From Jane Friedman:
People sometimes talk about emotion in fiction like it’s some discrete quantity you can just dial up in your prose—like perhaps if your novel is too plot-heavy, or too cerebral, you can just turn a few knobs here and there and wind up with an emotionally affecting story.
The most obvious indicators of emotion are found in scene, so this is where newer writers tend to focus in their quest, interlarding their scenes with the body language associated with emotion—the pounding hearts, the sweaty hands, the chills up the spine—along with overt statements of emotion (“walking into the meeting, he felt nervous”) and a preponderance of adverbs (“she snarled angrily”).
The body language of emotion is important—and certainly, there are times when overt statements of emotion are called for. And personally speaking, I’m not in the “no adverbs” camp (though I do think they tend to backfire in the hands of less experienced writers). But these are just the most obvious techniques for generating emotion in fiction, and relying too heavily on them tends to have the opposite of the intended effect, coming across as cartoonish, exaggerated, forced.
There are techniques that are subtler, less obvious, and they work best in tandem with one another. Because the truth is, emotion is an emergent property of fiction, a sort of alchemical magic generated by the synergy between multiple elements of the story; to create it in your fiction, you need to approach the challenge from more than one angle.
1. What’s at stake?
When we talk about what’s at stake in a story, we’re talking about what the protagonist stands to gain or lose, and in stories with strong emotions, both of these possibilities hold a real emotional charge for that character.
What does your protagonist stand to gain if they achieve their goal? If it’s a large sum of money, for example, that goal will have more emotional stakes if the protagonist is on the verge of dropping out of college because she can barely afford her tuition.
And if failing to achieve that goal means not only losing that large sum of money, it means losing her scholarship to her dream college, the one her folks were so proud she got into? So much the better.
When you up the stakes in your story, you dial up the emotions involved.
2. How close is the relationship?
Interpersonal conflicts are one of the hallmarks of effective fiction. But conflicts with friends matter more than conflicts with strangers; conflicts with close friends matter more than conflicts with acquaintances; and conflicts with family members tend to matter most of all.

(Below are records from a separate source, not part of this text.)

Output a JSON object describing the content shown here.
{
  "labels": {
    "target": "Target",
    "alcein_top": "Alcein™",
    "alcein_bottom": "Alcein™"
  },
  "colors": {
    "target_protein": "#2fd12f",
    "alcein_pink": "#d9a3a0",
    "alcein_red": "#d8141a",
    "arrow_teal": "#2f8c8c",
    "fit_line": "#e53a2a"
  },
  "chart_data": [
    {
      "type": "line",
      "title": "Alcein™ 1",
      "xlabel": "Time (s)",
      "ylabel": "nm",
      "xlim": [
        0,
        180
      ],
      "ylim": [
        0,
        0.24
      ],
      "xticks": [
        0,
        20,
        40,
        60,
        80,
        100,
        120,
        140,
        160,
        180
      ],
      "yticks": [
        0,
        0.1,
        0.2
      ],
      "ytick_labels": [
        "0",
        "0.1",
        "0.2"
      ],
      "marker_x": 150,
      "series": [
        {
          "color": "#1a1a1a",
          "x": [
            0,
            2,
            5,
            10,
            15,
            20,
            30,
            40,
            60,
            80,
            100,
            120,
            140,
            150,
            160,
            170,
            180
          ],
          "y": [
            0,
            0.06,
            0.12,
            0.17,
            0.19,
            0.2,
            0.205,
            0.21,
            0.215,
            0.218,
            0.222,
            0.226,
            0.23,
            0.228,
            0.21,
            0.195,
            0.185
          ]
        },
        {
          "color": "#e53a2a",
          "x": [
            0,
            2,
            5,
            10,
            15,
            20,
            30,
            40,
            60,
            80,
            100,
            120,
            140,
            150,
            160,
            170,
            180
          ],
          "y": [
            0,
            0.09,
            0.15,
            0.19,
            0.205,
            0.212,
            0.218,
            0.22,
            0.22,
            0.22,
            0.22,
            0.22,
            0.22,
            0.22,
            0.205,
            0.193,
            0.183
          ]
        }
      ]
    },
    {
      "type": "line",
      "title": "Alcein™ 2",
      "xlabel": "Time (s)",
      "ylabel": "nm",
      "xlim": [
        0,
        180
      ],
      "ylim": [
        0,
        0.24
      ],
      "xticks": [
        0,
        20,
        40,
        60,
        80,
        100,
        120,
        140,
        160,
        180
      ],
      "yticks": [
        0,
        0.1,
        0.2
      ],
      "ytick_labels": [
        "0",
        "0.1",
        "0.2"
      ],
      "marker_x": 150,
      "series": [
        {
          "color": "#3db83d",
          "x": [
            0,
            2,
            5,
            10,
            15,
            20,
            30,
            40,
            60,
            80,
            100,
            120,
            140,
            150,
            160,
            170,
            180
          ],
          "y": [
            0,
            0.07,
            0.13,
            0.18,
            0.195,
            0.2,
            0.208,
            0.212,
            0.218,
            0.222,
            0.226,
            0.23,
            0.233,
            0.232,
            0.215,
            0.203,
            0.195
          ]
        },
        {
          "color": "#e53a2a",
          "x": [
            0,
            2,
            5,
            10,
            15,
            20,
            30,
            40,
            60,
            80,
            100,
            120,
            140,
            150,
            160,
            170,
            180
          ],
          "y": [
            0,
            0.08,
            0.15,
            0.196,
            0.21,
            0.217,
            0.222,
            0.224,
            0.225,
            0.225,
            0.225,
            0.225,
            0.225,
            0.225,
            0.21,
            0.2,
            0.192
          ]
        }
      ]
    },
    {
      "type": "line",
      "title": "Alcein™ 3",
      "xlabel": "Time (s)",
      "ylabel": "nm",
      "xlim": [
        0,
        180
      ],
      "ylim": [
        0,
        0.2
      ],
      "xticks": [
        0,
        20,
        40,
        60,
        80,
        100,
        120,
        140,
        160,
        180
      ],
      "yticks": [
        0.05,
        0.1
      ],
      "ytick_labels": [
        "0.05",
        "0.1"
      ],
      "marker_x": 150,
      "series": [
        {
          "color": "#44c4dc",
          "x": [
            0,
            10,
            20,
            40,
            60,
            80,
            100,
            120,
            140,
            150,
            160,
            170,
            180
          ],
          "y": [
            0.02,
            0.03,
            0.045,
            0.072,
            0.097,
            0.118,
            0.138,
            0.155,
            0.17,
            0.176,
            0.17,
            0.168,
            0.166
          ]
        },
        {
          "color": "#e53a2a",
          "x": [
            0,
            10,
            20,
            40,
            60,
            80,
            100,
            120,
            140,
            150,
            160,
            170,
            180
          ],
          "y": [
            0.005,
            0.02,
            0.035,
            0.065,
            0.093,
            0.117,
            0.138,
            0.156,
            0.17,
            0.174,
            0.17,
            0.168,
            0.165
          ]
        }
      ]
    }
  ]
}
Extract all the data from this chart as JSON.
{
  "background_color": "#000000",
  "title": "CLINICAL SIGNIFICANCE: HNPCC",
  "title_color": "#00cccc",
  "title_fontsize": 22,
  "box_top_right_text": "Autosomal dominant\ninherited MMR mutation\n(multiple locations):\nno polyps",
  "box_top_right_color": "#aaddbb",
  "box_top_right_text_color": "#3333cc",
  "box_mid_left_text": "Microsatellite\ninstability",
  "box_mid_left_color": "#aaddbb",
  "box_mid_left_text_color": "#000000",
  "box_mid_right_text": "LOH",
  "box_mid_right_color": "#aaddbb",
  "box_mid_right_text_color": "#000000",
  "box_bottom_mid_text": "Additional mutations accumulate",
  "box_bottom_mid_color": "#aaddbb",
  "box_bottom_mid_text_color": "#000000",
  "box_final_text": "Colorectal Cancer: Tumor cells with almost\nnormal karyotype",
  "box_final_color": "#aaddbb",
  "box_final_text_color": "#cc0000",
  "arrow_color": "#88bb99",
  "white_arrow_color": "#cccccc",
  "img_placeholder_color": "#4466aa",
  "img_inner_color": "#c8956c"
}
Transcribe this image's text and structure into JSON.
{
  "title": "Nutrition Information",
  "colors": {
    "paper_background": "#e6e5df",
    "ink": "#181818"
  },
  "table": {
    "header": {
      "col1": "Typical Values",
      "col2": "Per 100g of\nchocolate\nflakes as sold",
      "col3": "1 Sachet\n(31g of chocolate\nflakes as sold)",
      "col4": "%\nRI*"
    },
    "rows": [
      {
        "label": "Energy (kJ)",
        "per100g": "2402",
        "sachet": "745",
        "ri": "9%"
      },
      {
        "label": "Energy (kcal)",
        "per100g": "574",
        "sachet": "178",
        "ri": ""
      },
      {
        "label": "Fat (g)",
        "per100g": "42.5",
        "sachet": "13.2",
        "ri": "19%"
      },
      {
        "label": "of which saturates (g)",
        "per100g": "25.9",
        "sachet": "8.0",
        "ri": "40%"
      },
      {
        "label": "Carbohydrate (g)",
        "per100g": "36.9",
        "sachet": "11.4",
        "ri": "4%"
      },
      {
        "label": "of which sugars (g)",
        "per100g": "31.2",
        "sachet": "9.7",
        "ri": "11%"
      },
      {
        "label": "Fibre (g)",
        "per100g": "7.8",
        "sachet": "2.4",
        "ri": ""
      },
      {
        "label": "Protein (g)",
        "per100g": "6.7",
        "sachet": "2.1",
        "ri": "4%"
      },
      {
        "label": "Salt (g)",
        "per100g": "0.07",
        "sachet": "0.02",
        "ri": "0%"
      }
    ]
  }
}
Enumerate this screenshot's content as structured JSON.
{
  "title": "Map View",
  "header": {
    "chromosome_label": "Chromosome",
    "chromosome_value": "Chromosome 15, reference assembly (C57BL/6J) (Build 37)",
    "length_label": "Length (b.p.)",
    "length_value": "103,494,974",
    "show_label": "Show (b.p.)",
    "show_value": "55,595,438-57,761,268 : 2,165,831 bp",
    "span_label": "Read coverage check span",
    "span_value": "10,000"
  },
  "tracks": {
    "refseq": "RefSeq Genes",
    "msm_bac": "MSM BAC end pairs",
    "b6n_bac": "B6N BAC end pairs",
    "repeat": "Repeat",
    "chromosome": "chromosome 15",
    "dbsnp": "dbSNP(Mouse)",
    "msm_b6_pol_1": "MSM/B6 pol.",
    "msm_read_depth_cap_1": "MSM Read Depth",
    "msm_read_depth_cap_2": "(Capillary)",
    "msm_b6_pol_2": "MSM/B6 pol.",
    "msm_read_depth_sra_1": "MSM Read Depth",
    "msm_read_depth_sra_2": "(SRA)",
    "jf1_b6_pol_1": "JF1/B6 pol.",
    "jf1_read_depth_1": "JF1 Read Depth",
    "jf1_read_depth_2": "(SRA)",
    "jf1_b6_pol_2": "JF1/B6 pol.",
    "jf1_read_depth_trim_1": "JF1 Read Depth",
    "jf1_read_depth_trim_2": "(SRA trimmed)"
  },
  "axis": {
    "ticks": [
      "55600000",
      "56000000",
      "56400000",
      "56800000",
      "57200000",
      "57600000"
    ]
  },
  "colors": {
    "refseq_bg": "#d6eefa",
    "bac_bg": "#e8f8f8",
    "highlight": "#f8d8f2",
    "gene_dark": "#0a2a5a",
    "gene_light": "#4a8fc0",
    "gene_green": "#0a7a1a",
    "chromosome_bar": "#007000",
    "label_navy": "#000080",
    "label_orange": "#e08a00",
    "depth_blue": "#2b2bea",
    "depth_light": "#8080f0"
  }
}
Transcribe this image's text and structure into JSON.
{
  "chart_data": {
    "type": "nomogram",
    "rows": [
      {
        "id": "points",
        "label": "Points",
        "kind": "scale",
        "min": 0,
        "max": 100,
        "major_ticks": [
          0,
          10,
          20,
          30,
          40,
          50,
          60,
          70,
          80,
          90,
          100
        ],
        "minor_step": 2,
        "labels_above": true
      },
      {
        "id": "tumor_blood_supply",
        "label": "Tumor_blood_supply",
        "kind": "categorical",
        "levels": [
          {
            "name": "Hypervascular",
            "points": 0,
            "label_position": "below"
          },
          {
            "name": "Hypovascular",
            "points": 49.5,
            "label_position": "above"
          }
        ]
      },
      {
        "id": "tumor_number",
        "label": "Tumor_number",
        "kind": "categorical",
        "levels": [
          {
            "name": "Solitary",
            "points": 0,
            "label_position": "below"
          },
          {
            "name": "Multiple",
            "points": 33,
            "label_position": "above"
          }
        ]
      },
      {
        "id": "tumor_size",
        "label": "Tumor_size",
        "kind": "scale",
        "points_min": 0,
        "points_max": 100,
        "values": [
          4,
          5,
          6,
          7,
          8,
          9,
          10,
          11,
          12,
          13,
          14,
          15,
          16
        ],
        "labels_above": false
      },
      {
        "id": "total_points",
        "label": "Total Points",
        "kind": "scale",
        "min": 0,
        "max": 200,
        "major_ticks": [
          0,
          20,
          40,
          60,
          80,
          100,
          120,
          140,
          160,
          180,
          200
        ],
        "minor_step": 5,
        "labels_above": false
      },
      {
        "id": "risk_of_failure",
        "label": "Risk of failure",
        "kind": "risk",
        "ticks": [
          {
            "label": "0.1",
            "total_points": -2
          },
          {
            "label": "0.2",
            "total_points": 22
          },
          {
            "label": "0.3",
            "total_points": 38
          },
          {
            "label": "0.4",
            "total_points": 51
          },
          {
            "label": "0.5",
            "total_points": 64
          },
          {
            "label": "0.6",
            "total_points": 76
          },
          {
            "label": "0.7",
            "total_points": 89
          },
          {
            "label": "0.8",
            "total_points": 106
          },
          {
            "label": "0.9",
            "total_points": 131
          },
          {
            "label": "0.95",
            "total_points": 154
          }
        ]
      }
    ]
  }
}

If you find yourself struggling with how to strengthen the emotional quotient of your story, take a look at the primary relationships in it. Is there a way you can make one or more of those relationships closer?
Sometimes it’s just a matter of making a friend an old friend—one who was there for the protagonist at one of the toughest moments of her life. Maybe the neighbor lady, the one who’s dying of cancer, is actually the nanny who helped to raise the protagonist. And maybe that conversation with the old man in the park should actually be a conversation with the protagonist’s dad.
When the relationships are closer, the emotions involved tend to be stronger.
3. What’s the backstory?
Backstory is a big part of the emotional power conflicts hold in a story, because it’s a big part of what those conflicts mean for the characters going through them. Backstory also helps the reader put herself in the character’s place, giving her the background info necessary to understand and sympathize with those strong emotions.
For instance: A conflict between a mother and her teen daughter will be more powerful if the mother had strong conflicts with her own mother as a girl. A conflict between two brothers will be more powerful if one of them has always dominated the other. And a conflict between two friends over a new love interest will hold a lot more charge if the one who’s fallen in love has a history of falling for abusive men.
For any given scenario, emotionally charged backstory will increase the emotional quotient—so a key strategy for generating the sort of emotion you’re looking for in any given scene or conflict is to first set up the backstory to support it.